Intervention de Patrick Laure

Commission d'enquête sur la lutte contre le dopage — Réunion du 18 avril 2013 : 1ère réunion
Table ronde sur les enjeux sociétaux du dopage

Patrick Laure, médecin et sociologue :

Je vous remercie de m'avoir convié à cette commission d'enquête. Je suis un peu surpris car ma triple formation ne me rend compétent dans aucun des champs abordés. Je suis médecin et docteur en sciences, et j'ai également une formation en sociologie. Mais je suis très mauvais à la fois comme médecin, comme sociologue et comme docteur en physique, n'exerçant pas dans ces trois champs. Ceci dit, j'ai eu le privilège et l'honneur de mener des travaux dans le champ qui nous occupe, en particulier auprès du jeune public, notamment sportif.

En effet, les quelques travaux que j'ai réalisés ont soulevé des questions épidémiologiques. À la fin des années 1990, la question ne se posait pas encore de savoir si les jeunes sportifs se dopaient ou non.

Le dopage sportif ne représente pour moi qu'une conduite dopante parmi d'autres.

Je suis l'heureux père du concept de conduite dopante, qui est une conduite de consommation de substance pour être performant, quelle que soit la nature de la substance et de la performance, sportive ou non.

Il s'agissait de pouvoir étendre la notion de dopage à ce que nous observons en général dans la vie quotidienne. Dès lors, nous pouvions nous extraire du climat idéologique qui régnait autour du dopage à la fin des années 1990, pour ramener le dopage à l'état d'objet scientifique parmi d'autres, et ainsi se poser des questions scientifiques pour pouvoir l'étudier.

Au-delà de ces travaux, j'ai renforcé un modèle explicatif qui essaie de prendre en compte l'ensemble des valeurs.
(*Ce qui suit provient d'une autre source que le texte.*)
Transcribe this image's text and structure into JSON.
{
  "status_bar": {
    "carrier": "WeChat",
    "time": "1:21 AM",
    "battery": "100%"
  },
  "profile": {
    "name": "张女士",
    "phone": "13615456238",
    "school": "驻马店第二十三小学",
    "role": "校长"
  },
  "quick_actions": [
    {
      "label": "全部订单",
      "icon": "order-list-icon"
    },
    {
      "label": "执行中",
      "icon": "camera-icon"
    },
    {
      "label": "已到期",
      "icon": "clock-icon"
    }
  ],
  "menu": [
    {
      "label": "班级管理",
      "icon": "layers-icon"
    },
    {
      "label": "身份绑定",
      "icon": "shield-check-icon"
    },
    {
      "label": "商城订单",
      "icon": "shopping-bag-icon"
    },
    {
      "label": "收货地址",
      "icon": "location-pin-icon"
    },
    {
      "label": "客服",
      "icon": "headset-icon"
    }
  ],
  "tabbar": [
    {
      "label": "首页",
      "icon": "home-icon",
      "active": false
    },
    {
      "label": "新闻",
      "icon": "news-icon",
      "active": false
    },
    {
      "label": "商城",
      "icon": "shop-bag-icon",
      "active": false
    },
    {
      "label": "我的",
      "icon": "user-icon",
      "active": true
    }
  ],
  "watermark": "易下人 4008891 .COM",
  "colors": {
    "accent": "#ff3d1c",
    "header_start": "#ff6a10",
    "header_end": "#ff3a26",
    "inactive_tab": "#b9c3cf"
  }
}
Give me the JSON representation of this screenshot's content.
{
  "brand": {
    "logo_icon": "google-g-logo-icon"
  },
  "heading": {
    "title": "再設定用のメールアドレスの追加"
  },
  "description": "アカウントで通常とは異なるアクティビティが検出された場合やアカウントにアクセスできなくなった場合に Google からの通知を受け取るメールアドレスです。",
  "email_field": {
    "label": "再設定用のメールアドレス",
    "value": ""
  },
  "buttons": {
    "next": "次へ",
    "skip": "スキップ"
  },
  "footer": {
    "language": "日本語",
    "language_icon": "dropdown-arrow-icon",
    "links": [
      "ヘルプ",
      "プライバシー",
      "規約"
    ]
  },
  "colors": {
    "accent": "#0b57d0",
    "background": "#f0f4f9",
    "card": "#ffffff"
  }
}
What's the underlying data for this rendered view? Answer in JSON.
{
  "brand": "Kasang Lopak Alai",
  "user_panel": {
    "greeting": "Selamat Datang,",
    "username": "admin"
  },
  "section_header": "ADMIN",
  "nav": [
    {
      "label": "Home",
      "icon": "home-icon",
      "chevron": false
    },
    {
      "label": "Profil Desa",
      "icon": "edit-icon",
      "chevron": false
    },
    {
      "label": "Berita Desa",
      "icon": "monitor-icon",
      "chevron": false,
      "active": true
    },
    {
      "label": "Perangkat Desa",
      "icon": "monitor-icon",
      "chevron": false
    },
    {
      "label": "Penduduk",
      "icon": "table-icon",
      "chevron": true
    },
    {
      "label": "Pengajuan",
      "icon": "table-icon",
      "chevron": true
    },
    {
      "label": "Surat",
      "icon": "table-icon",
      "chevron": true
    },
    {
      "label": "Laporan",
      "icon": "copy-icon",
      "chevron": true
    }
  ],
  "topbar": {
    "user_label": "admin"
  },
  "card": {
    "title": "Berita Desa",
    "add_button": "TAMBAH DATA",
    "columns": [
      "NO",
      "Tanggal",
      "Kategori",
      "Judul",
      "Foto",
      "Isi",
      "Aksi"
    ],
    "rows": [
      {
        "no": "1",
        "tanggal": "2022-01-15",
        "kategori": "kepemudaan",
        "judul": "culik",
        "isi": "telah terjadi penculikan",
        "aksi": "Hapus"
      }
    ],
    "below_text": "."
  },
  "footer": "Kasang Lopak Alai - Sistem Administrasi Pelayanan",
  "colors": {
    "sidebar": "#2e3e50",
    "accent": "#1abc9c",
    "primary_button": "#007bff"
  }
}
La notion de conduite dopante et de dopage sportif résulte de la rencontre et de l'interaction entre trois éléments : la personne (le sportif), la substance (sa nature, sa dangerosité, son accessibilité) et l'environnement (les notions de performance, de contrainte, de recherche, de culte).

Nous avons réussi à montrer, tant au plan national que régional, que trois à cinq pour cent des jeunes sportifs affirment avoir déjà consommé une substance interdite au cours des six derniers mois.

S'agissant des sportifs amateurs, nous avons mis en évidence l'importance de l'estime de soi. Les jeunes en situation de mal-être peuvent trouver dans l'usage de substances une solution à leur malaise, du moins le croient-ils. Il peut aussi s'agir de rejoindre un groupe de pairs, qui consomment des substances dopantes. Il s'agit alors d'une sorte de rite initiatique.

Pour terminer, j'en reviens à l'efficacité de la lutte contre le dopage, qui me pose un certain problème. Si nous nous en référons à la théorie des jeux ou au fait social d'Émile Durkheim, nous ne pouvons que craindre que la notion de dopage dépasse l'homme. Nous ne pourrions faire quoi que ce soit pour l'éradiquer. Cela ne signifie pas que nous devons baisser les bras mais il est surprenant qu'aucune évaluation de la lutte contre le dopage n'ait eu lieu jusqu'à présent.